The rise of platform engineering – the next big thing?

Page 2: First attempt at a reference model

Contents

A standardized reference model for platform engineering that companies can use does not yet exist. A description therefore remains abstract for the time being. However, there is a consensus as to which parts the platform should comprise. As a rule, it must be integrated into two basic workflow systems: Development (Dev) and Operations (Ops). The former maps the functions and user stories to be developed, while the latter maps the operational workflow with service requests and incidents. Examples of these two systems include Atlassian Jira and the ServiceNow cloud platform.

From a developer's perspective, both workflows provide information for the work to be carried out and require updates as soon as the respective work is completed. Therefore, both must be an integral part of the platform so that updates to the systems can also be fully automated.

The two workflow components usually come together in the IDE on a developer's workstation. Ideally, most interactions with the platform should also take place directly from this workstation or via a dedicated developer portal. In any case, they should be built on a self-service basis and with API support to allow teams and individuals to tune the developer experience

The interface between the developer platform and the development teams is of crucial importance, as changes to the functions offered must be consumable and communication regarding any changes must be seamless.

In addition to the developer-side aspects of the developer platform described above, the areas of network, storage and computing power are particularly important on the infrastructure side. In a pure cloud environment, the services of the public cloud are available to the developer platform in the so-called landing zone. However, since in practice many companies also have to include their own traditional data centers or a private cloud in the platform concept, it is important to work closely with the owners of the respective services from the outset. This is because the standards and templates used as well as the permitted permutations of the infrastructure services can be limiting factors for a developer platform.

Another component that has become firmly established in software development is containers. They contribute to accelerated application development and provide advanced functions for operation - but containers also require additional management. The developer platform should therefore offer an interface via which both the services provided by the container platform and consistent container templates can be used.

A third important dimension is the data platform, which enables access to the company's data. In production, it serves as a database for all of the company's business processes. As part of the developer platform, it provides the data that is required in non-production environments. This includes functions such as test data management and data masking to identify and manipulate data required for the various aspects of software development and testing.
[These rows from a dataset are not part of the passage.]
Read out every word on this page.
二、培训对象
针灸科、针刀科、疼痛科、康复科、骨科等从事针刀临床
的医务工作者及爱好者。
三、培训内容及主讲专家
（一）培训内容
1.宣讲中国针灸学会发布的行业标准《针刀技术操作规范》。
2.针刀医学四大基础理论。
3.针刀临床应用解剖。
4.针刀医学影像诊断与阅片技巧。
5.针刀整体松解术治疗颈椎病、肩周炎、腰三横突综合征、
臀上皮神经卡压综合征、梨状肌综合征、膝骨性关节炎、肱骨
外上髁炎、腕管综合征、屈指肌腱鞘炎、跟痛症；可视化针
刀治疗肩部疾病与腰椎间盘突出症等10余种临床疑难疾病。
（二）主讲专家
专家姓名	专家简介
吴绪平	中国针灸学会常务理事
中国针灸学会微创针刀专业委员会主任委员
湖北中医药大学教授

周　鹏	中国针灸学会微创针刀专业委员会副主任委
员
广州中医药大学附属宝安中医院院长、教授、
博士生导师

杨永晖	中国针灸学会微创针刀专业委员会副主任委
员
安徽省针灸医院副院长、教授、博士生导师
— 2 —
In addition, the data platform can also hold data that is operationally relevant within the developer platform, such as logs, metrics and traces or the SDLC data around the software development life cycle or test metrics. However, the SDLC data is usually stored and managed separately in a platform known as the Software Engineering Intelligence Platform (SEIP) (a term coined by the market research company Gartner).

Last but not least, the developer platform must also take into account the components relevant to application operation, such as observability and monitoring, as well as other business-specific functions.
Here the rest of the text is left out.